À la suite de cette découverte, Carranza a fui l’Autriche en taxi, en direction de l’Italie. Elle a été arrêtée quelques jours plus tard et extradée vers l’Autriche. Au moment de son arrestation, elle était enceinte de deux mois d’un troisième homme. Elle l’a épousé en prison en mars 2012. Leur fils, prénommé Roland comme son père, est né en janvier 2012 mais lui a été immédiatement retiré et confié à ses parents à Barcelone.

Au sujet de son nouveau mari, Carranza a déclaré au tribunal : « Il est totalement différent. Il est très doux, à l’opposé du machisme. Il ne m’aurait pas mis dans une telle situation. »

Procès et condamnation

Le procès s’est ouvert le 19 novembre 2012 devant le tribunal régional de Vienne. Carranza a plaidé coupable pour les deux meurtres. Les débats ont duré quatre jours, avec des dizaines de témoins et d’experts.

La procureure Petra Freh a décrit Carranza comme « une meurtrière singulièrement froide et sans scrupules » et a déclaré au jury : « Cette femme a deux visages. Elle va tenter de jouer ici le rôle de quelqu’un de bien élevé, qui ne pourrait jamais faire une telle chose. Ma mission est de vous montrer son autre face. Ne vous laissez pas abuser. »

La psychiatre judiciaire Heidi Kastner, qui avait passé plus de 30 heures avec Carranza avant le procès, lui a diagnostiqué un « trouble de la personnalité grave, profond et multiforme » et a estimé qu’elle avait une chance sur trois de tuer à nouveau sans traitement. Le rapport psychiatrique la décrivait comme une « princesse qui veut juste être « sauvée » par un homme ».

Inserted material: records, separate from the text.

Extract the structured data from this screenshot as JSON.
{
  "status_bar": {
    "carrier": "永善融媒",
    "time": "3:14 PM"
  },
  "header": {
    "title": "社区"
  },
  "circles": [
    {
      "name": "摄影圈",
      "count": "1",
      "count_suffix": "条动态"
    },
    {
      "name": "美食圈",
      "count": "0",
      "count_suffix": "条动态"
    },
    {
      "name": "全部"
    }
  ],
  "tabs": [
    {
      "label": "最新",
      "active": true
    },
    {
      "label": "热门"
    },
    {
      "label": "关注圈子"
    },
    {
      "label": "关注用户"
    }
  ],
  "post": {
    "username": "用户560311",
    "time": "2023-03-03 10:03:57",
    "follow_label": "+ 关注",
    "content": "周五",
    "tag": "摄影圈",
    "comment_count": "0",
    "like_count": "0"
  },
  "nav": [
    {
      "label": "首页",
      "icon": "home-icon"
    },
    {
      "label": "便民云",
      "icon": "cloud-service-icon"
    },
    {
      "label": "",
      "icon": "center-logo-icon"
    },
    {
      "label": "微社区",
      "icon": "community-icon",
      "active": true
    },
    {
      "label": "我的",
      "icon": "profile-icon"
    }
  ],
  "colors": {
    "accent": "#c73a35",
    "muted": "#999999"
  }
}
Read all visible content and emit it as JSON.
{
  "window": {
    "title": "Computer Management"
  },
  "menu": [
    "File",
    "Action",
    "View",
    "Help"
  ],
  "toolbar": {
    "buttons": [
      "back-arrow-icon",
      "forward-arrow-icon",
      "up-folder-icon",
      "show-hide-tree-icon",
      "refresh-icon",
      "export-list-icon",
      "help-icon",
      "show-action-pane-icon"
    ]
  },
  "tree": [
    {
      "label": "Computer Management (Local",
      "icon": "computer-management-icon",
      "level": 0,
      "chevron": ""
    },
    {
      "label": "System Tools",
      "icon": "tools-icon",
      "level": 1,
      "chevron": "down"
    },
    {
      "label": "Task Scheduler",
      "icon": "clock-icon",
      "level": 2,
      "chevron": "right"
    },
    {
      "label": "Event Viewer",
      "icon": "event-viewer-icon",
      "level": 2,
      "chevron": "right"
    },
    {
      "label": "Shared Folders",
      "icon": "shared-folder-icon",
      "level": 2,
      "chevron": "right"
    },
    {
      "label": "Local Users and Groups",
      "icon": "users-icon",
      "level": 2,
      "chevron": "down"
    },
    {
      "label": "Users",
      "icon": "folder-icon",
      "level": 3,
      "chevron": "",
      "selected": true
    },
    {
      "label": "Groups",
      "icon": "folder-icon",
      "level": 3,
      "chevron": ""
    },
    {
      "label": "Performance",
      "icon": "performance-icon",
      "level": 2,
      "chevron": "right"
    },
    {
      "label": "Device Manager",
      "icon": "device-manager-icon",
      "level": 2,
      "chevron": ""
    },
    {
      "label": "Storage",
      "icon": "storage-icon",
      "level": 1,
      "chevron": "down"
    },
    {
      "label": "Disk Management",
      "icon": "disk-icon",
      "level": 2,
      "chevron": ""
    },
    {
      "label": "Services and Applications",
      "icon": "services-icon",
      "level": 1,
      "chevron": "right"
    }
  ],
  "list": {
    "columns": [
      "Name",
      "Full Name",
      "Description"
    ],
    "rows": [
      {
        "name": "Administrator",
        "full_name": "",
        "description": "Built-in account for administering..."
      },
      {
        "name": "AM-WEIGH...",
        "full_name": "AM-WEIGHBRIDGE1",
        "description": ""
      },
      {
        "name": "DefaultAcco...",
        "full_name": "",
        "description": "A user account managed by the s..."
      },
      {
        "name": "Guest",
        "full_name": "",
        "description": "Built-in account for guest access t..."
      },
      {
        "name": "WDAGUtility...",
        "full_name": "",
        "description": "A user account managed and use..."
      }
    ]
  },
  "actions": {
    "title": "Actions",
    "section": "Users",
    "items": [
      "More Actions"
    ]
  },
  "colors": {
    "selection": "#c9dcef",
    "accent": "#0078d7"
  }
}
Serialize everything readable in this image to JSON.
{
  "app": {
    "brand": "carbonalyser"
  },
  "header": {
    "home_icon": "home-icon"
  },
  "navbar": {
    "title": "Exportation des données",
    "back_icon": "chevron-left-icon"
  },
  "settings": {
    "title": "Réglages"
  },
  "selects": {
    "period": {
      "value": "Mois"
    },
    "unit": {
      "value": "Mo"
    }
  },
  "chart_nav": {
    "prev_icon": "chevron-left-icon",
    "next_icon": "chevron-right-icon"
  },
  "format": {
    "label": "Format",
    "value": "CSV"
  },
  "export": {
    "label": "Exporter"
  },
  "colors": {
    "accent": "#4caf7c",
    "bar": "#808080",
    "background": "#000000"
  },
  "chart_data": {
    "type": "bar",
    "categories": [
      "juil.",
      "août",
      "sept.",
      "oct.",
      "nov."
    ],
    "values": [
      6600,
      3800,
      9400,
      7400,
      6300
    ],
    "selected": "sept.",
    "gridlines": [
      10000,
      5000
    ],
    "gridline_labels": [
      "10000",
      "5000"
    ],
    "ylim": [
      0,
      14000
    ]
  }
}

Carranza a fondu en larmes en prononçant sa déclaration finale : « Tout ce que je peux dire, c’est que je suis désolée d’avoir pris la vie d’Holger et de Manfred. »

Le 23 novembre 2012, le jury a rendu un verdict unanime. La juge Susanne Lehr a condamné Carranza à la réclusion à perpétuité dans un établissement psychiatrique sécurisé. La juge a reconnu les aveux de Carranza et ses troubles psychologiques comme circonstances atténuantes, mais a considéré que sa planification méticuleuse et son comportement calculé après chaque meurtre justifiaient la peine maximale.

Suite et détention psychiatrique

L’avocat de la défense, Rudolf Mayer, qui avait également représenté le tristement célèbre Josef Fritzl, a immédiatement annoncé un appel, mais la sentence a été confirmée.

Carranza a d’abord été détenue à la prison pour femmes de Schwarzau, en Basse-Autriche. En 2014, elle a publié un livre de mémoires depuis sa cellule, intitulé Meine zwei Leben (Mes deux vies), coécrit avec la journaliste Martina Prewein. Elle y écrivait qu’elle ne cherchait ni compréhension ni pardon, mais reconnaissait : « J’ai transformé mes amants en monstres, et ils ont finalement fait de moi une bête. »

En 2017, Carranza a été transférée à la Justizanstalt Asten, un établissement psychiatrique spécialisé en Haute-Autriche. Elle était la première détenue féminine de cet établissement, qui hébergeait alors 91 hommes. L’institution assure une prise en charge psychiatrique et psychologique vingt-quatre heures sur vingt-quatre.

Ce que l’affaire révèle

L’affaire de la tueuse au glacier se distingue non par le nombre de victimes, mais par la durée exceptionnelle de la dissimulation. Pendant près de trois ans, Carranza a servi des glaces au public tandis que deux corps démembrés reposaient dans du béton sous ses pieds. Ce contraste a profondément choqué l’Autriche, bien plus que la violence elle-même : l’idée que quelqu’un puisse maintenir une façade aussi ordinaire par-dessus quelque chose d’aussi grotesque.

L’affaire a également mis en lumière des lacunes dans la gestion des disparitions. La disparition d’aucune des deux victimes n’a déclenché une enquête susceptible de révéler les crimes plus tôt. Sans la découverte fortuite lors des travaux de plomberie, les corps n’auraient peut-être jamais été retrouvés.

Carranza est toujours en détention psychiatrique. L’Autriche n’a pas de peine de mort, ayant aboli la peine capitale il y a plusieurs décennies. En vertu du système Massnahmenvollzug pour les délinquants souffrant de troubles mentaux, elle restera internée aussi longtemps qu’elle sera considérée comme dangereuse pour la société. Au vu de l’évaluation du Dr Kastner quant à son niveau de risque, cela pourrait bien durer jusqu’à la fin de sa vie.